Consist Reporting-Confidence Logic
There are a few factors that can affect applying tags to a car. (assuming we even read tags). When we read both tags, they will be applied. Where we have to be careful is when we only read one tag. How we handle accurate reporting is called “Confidence Logic”. It is dynamically based on site conditions and parameter settings. There are 3 confidence levels and 3 “conditions” that impact tag reporting.
The key philosophy in how confidence logic works is “if in doubt, throw it out.”
You need to understand Intertrack Communications (ITC) before getting into confidence logic. When you have adjacent tracks and trains moving on both, you WILL read tags from the train on the other track. We do not want to report the wrong tag on our train, so how do we deal with it? This requires ITC is correctly cabled and configured. ITC shares data between double track APUs when both tracks are occupied to determine where to apply tags read on both APUs. Maintaining communication with the other APU is vital. Even when no data is to be exchanged, the ITC sends a "heartbeat" that is monitored on the other end. It is constantly checking for the heartbeat. If it does not receive the heartbeat, it assumes the link is down and reports ITC Fail which affects how we report singly tagged cars. The Pentium class APU with 5.x software interchanges more data than the DOS based 4.x APU and sends a different heartbeat. However, they can still be connected if properly configured. The 5.x APU will see it is receiving the 4.x heartbeat and will adjust its ITC logic to match.
The following table is from the CNF help screen on the APU. The CNF command is no longer used to setup, but its help is still there and is useful to understand CNF. The confidence settings are done in the parameter editor under AEI reporting options for each active session. These values in this example are the defaults and may need adjustment for your specific site conditions.
AEI CONFIDENCE LOGIC PARAMETERS
The following parameters are used to filter AEI data from outgoing consists based on software comparisons between AEI tag information and axle generated car information.
| Current Settings | |
|---|---|
| Default Confidence Level : 3 | |
| Double Track Active Confidence Level : 2 | |
| ITC Failure Confidence Level : 1 | |
| Conditional Options | Confidence Level Options |
| D - Default. Used when no abnormal conditions exist. | 0 - Tags are not reported. |
| T - Double Track Active. Used when train is active on adjacent track. | 1 - Tag is reported only if both left and right tags were read. |
| F - Intertrack Communications Failure. Used when APU cannot access data on adjacent track's APU. | 2 - Single tags are reported only if no discrepancies exist between car and tag information. |
| 3 - All tags are reported. | |
Confidence Level 3, report all tags:
On single track systems we typically apply all tags read, unless multiples were read over the axle platform and we don’t have a matching pair. On double tracks with single moves and ITC functioning properly, it works like a single track system. Considered condition "Default".

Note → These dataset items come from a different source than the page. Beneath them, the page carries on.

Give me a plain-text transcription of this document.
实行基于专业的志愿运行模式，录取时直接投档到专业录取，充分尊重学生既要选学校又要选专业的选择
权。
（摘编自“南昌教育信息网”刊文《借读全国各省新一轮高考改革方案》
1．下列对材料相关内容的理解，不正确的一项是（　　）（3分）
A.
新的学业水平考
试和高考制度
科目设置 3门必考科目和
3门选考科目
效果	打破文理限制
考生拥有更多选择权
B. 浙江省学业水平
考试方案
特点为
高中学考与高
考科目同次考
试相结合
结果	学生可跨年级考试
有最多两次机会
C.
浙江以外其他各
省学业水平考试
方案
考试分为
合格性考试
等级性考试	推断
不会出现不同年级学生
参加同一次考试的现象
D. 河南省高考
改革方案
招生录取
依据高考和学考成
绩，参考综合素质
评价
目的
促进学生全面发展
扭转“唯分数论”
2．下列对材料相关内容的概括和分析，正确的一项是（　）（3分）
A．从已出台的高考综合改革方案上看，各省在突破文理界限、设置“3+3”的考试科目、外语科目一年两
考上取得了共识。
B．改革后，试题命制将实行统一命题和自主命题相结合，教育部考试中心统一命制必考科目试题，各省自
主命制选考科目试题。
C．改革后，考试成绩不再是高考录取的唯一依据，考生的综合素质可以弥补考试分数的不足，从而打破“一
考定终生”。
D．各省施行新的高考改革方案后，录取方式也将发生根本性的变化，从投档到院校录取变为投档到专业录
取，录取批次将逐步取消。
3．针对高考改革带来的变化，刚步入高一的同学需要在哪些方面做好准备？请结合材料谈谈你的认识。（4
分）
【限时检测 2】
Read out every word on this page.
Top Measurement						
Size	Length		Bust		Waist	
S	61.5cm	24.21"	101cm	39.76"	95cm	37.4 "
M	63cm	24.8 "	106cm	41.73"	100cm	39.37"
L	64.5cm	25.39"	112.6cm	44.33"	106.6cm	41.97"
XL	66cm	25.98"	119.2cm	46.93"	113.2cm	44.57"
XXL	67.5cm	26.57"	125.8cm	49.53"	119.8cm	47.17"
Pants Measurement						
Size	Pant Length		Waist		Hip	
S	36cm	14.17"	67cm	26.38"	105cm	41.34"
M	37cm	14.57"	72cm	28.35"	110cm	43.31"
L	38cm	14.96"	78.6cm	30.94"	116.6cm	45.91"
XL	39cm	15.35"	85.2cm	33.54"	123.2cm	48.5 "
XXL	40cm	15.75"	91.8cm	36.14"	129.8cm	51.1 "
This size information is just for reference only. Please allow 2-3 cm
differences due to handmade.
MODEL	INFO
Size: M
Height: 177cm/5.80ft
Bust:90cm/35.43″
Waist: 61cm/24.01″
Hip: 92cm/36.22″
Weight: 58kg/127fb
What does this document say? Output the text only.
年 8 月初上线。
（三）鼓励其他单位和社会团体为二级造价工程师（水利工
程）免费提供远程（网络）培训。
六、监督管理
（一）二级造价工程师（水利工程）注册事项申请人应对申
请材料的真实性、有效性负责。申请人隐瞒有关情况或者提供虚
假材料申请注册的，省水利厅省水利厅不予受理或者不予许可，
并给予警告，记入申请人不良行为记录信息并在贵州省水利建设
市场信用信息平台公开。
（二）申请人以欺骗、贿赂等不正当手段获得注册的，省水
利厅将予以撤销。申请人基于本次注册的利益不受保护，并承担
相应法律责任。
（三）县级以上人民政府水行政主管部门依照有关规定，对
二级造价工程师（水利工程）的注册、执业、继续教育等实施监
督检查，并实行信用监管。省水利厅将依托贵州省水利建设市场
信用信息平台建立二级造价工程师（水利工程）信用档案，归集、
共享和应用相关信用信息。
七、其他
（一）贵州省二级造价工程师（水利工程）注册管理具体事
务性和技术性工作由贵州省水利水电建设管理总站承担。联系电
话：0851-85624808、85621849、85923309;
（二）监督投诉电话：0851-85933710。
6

Confidence Level 2, report clean singles:
A single tag read on a car must fit the car. It's compared for correct axle count, car length, EGC, position where read, etc. It can still match with minor disqualifier errors, but too many and it gets reported as an untagged car. Typically, this level is used with both tracks occupied on double track sites. (and ITC functioning properly)-this condition is called:
“DTA," (Double Track Active). Also used for some single tracks where there are "presence aware" adjacent tracks where stray tags might get read.
Confidence Level 1, Must have Both tags to report:
We have to read both tags to report on the car. Typical for double track sites where the ITC communication has failed. When ITC is down, we are not sharing data with the other track's APU. We have no crosschecks or tag filtering so we have to be as defensive as possible in this state.
"ITC Fail"
Version 5.0 exchanges axle and tag data. After the train clears, the APU processes its own train and the train from data received from the other track. If a tag shows up on both consists, it is thrown out.